The key phrase in jgardin
's writeup above is "those that should be obeyed". This implies that there is such a thing as a legitimate power structure
in which it is right
for some to have power
Accepting this premise necessarily begs the question of from where authority derives and what exactly constitutes its legitimacy.
This question has been answered in many ways over the millennia. Some of the most popular answers have been:
The Mandate of Heaven - the idea that the gods/God/supernatural entities have chosen a particular person or group of people to be set above others. The supposed will of these entities being paramount, people have no correct choice other than to obey their rulers and, by extension, their supernatural superiors. This is also manifested as the divine right of kings.
The Will of the People - The theoretical basis for democracy; the concept that "the people" (the society, the community, the body politic) choose to surrender a measure of their personal power to the community at large via the agency of the state and the elected representatives which constitute the state. An outgrowth of the ideas expressed in Rousseau's Social Contract. An individual in an "enlightened", rationalist society obeys his/her rulers because he/she feels that the rulers' authority derives from the will of the people.
In our day and age, the latter of the above two legitimizing philosophies is considered to be more correct, rational and acceptable than the former.
However, the first philosophy cuts closer to the true source of authority and the basic reason for obedience to it: violence.

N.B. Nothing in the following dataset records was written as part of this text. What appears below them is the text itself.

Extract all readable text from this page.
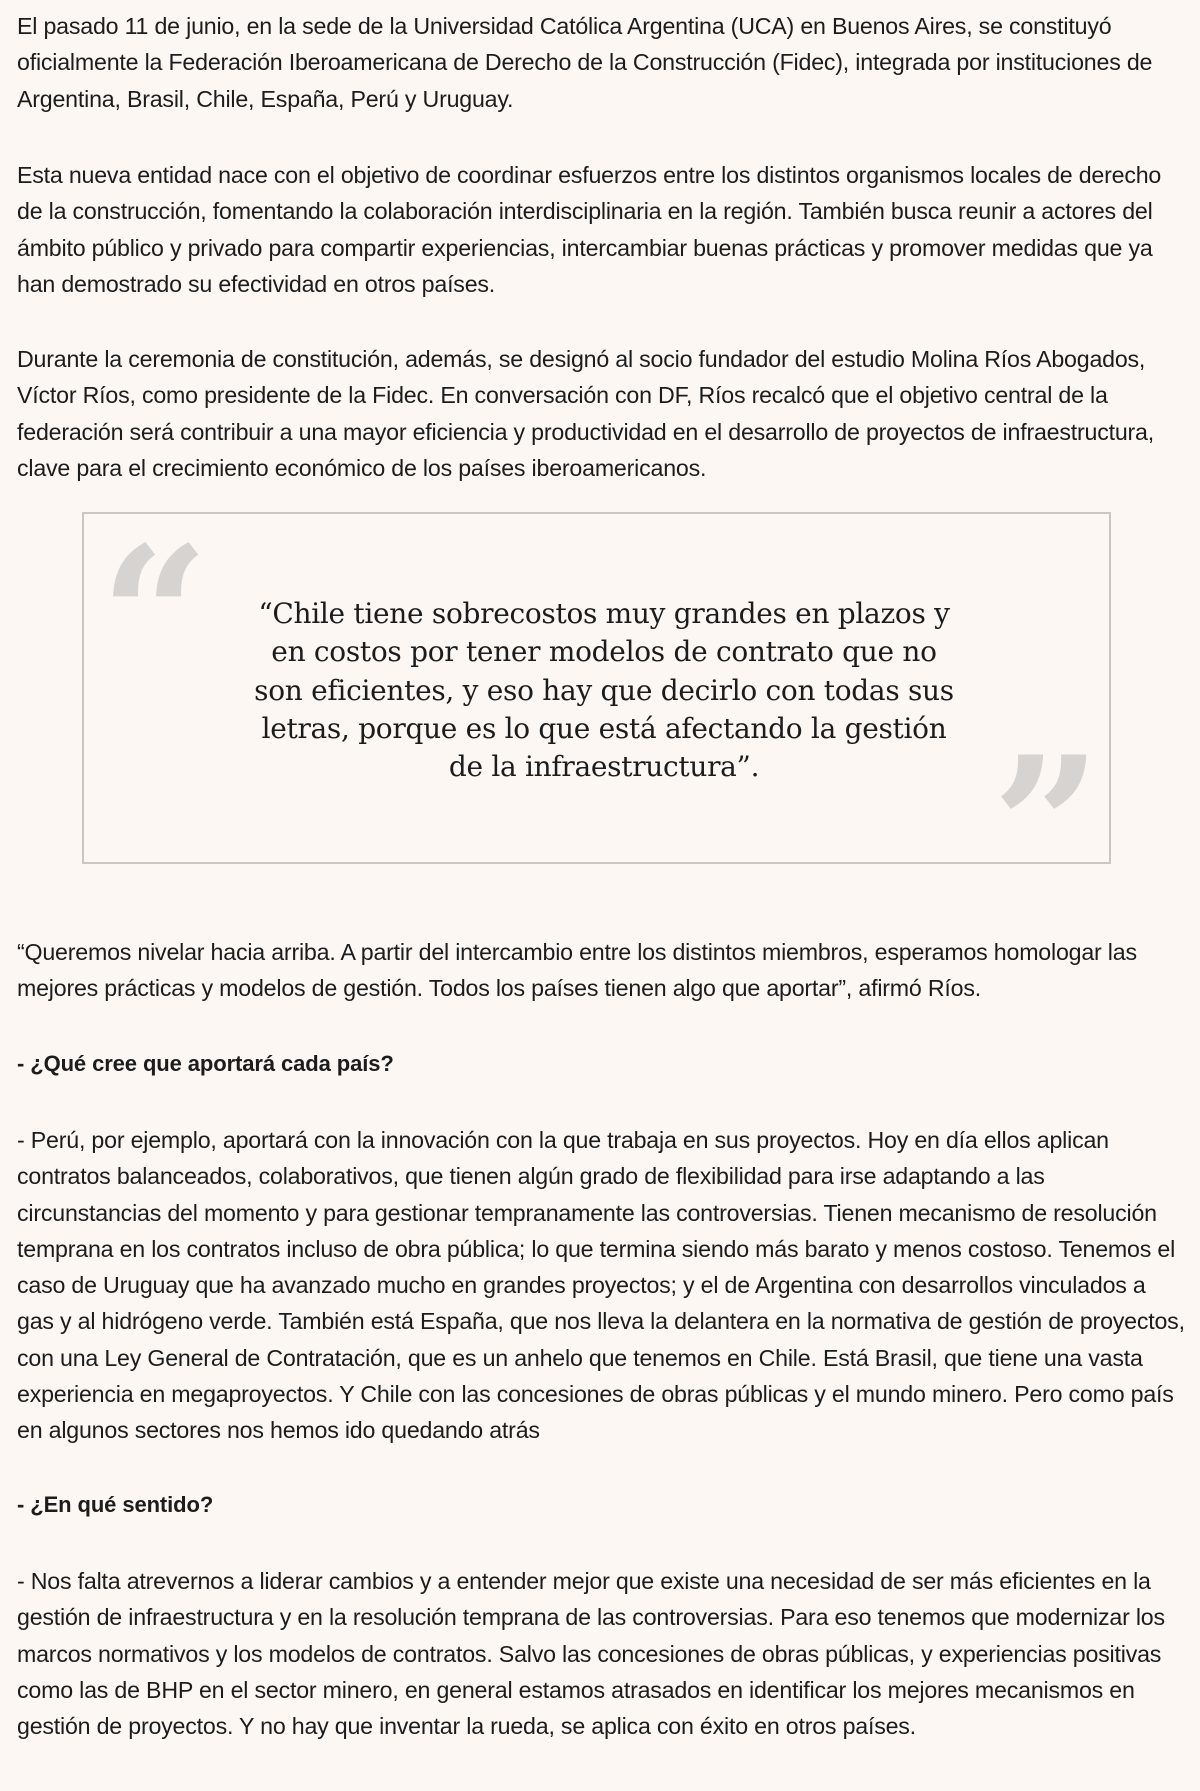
El pasado 11 de junio, en la sede de la Universidad Católica Argentina (UCA) en Buenos Aires, se constituyó oficialmente la Federación Iberoamericana de Derecho de la Construcción (Fidec), integrada por instituciones de Argentina, Brasil, Chile, España, Perú y Uruguay.

Esta nueva entidad nace con el objetivo de coordinar esfuerzos entre los distintos organismos locales de derecho de la construcción, fomentando la colaboración interdisciplinaria en la región. También busca reunir a actores del ámbito público y privado para compartir experiencias, intercambiar buenas prácticas y promover medidas que ya han demostrado su efectividad en otros países.

Durante la ceremonia de constitución, además, se designó al socio fundador del estudio Molina Ríos Abogados, Víctor Ríos, como presidente de la Fidec. En conversación con DF, Ríos recalcó que el objetivo central de la federación será contribuir a una mayor eficiencia y productividad en el desarrollo de proyectos de infraestructura, clave para el crecimiento económico de los países iberoamericanos.

“	“Chile tiene sobrecostos muy grandes en plazos y en costos por tener modelos de contrato que no son eficientes, y eso hay que decirlo con todas sus letras, porque es lo que está afectando la gestión de la infraestructura”.	”

“Queremos nivelar hacia arriba. A partir del intercambio entre los distintos miembros, esperamos homologar las mejores prácticas y modelos de gestión. Todos los países tienen algo que aportar”, afirmó Ríos.

- ¿Qué cree que aportará cada país?

- Perú, por ejemplo, aportará con la innovación con la que trabaja en sus proyectos. Hoy en día ellos aplican contratos balanceados, colaborativos, que tienen algún grado de flexibilidad para irse adaptando a las circunstancias del momento y para gestionar tempranamente las controversias. Tienen mecanismo de resolución temprana en los contratos incluso de obra pública; lo que termina siendo más barato y menos costoso. Tenemos el caso de Uruguay que ha avanzado mucho en grandes proyectos; y el de Argentina con desarrollos vinculados a gas y al hidrógeno verde. También está España, que nos lleva la delantera en la normativa de gestión de proyectos, con una Ley General de Contratación, que es un anhelo que tenemos en Chile. Está Brasil, que tiene una vasta experiencia en megaproyectos. Y Chile con las concesiones de obras públicas y el mundo minero. Pero como país en algunos sectores nos hemos ido quedando atrás

- ¿En qué sentido?

- Nos falta atrevernos a liderar cambios y a entender mejor que existe una necesidad de ser más eficientes en la gestión de infraestructura y en la resolución temprana de las controversias. Para eso tenemos que modernizar los marcos normativos y los modelos de contratos. Salvo las concesiones de obras públicas, y experiencias positivas como las de BHP en el sector minero, en general estamos atrasados en identificar los mejores mecanismos en gestión de proyectos. Y no hay que inventar la rueda, se aplica con éxito en otros países.
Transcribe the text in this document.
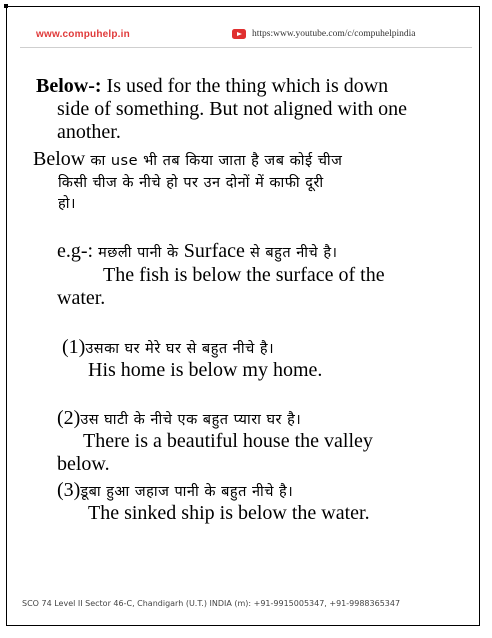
www.compuhelp.in	https:www.youtube.com/c/compuhelpindia
Below-: Is used for the thing which is down
side of something. But not aligned with one
another.
Below का use भी तब किया जाता है जब कोई चीज
किसी चीज के नीचे हो पर उन दोनों में काफी दूरी
हो।
e.g-: मछली पानी के Surface से बहुत नीचे है।
The fish is below the surface of the
water.
(1)उसका घर मेरे घर से बहुत नीचे है।
His home is below my home.
(2)उस घाटी के नीचे एक बहुत प्यारा घर है।
There is a beautiful house the valley
below.
(3)डूबा हुआ जहाज पानी के बहुत नीचे है।
The sinked ship is below the water.
SCO 74 Level II Sector 46-C, Chandigarh (U.T.) INDIA (m): +91-9915005347, +91-9988365347
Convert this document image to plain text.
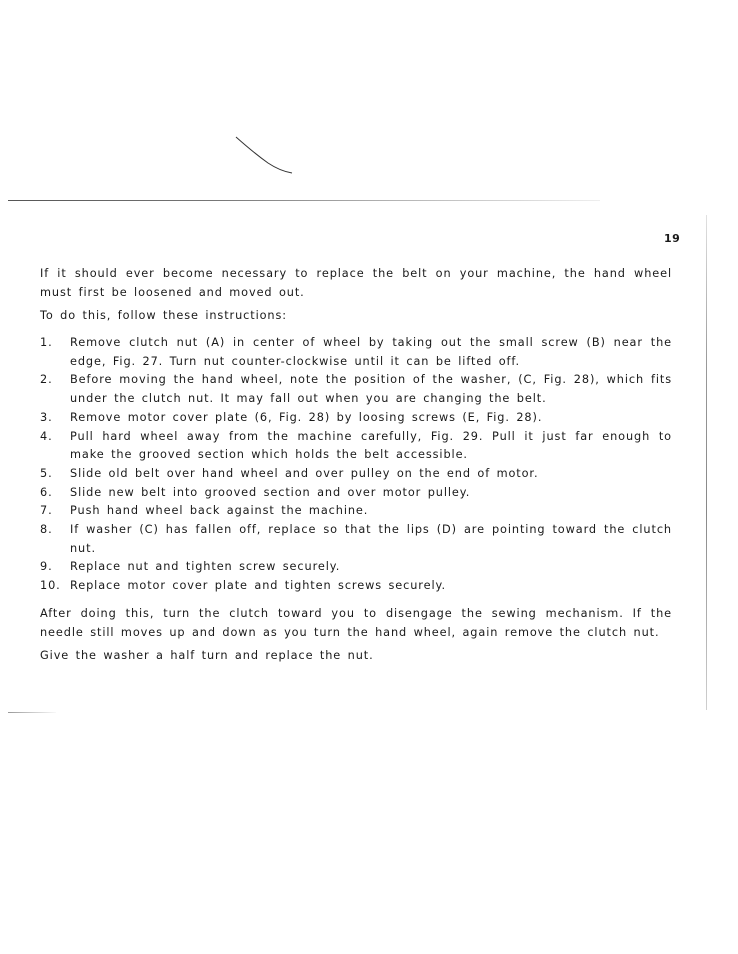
19

If it should ever become necessary to replace the belt on your machine, the hand wheel must first be loosened and moved out.

To do this, follow these instructions:

1.	Remove clutch nut (A) in center of wheel by taking out the small screw (B) near the edge, Fig. 27. Turn nut counter-clockwise until it can be lifted off.
2.	Before moving the hand wheel, note the position of the washer, (C, Fig. 28), which fits under the clutch nut. It may fall out when you are changing the belt.
3.	Remove motor cover plate (6, Fig. 28) by loosing screws (E, Fig. 28).
4.	Pull hard wheel away from the machine carefully, Fig. 29. Pull it just far enough to make the grooved section which holds the belt accessible.
5.	Slide old belt over hand wheel and over pulley on the end of motor.
6.	Slide new belt into grooved section and over motor pulley.
7.	Push hand wheel back against the machine.
8.	If washer (C) has fallen off, replace so that the lips (D) are pointing toward the clutch nut.
9.	Replace nut and tighten screw securely.
10. Replace motor cover plate and tighten screws securely.

After doing this, turn the clutch toward you to disengage the sewing mechanism. If the needle still moves up and down as you turn the hand wheel, again remove the clutch nut.

Give the washer a half turn and replace the nut.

Authority = power, and power = a superior ability to inflict violence, regardless of what form the violence takes (physical, economic, emotional, psychological, etc.). At heart all systems of authority, all power structures devolve into that old adage: might makes right. Even the most democratic of states operates on the principle of the will of the majority: there are more of us than there are of you, so do what we say.
The feeling that power must be obeyed stems, probably, from the parent-child relationship. As children, we are compelled to submit to the will of our much more powerful parents. We are inculturated to bow to the greater force.
And so we have a society based obediance to authority. We've even whipped up the collective myth that there must be power structures, or there would simply be chaos (again, fear of violence). This ignores the massive human potential for mutual respect and mutual aid. A society based on cooperation is entirely possible and, considering what our current social organization has inflicted upon the world, entirely necessary for the survival of the species.
Obediance is the result of internalizing the idea that might makes right. Might does not equal right; might simply equals might. The mighty are nothing without those willing to submit.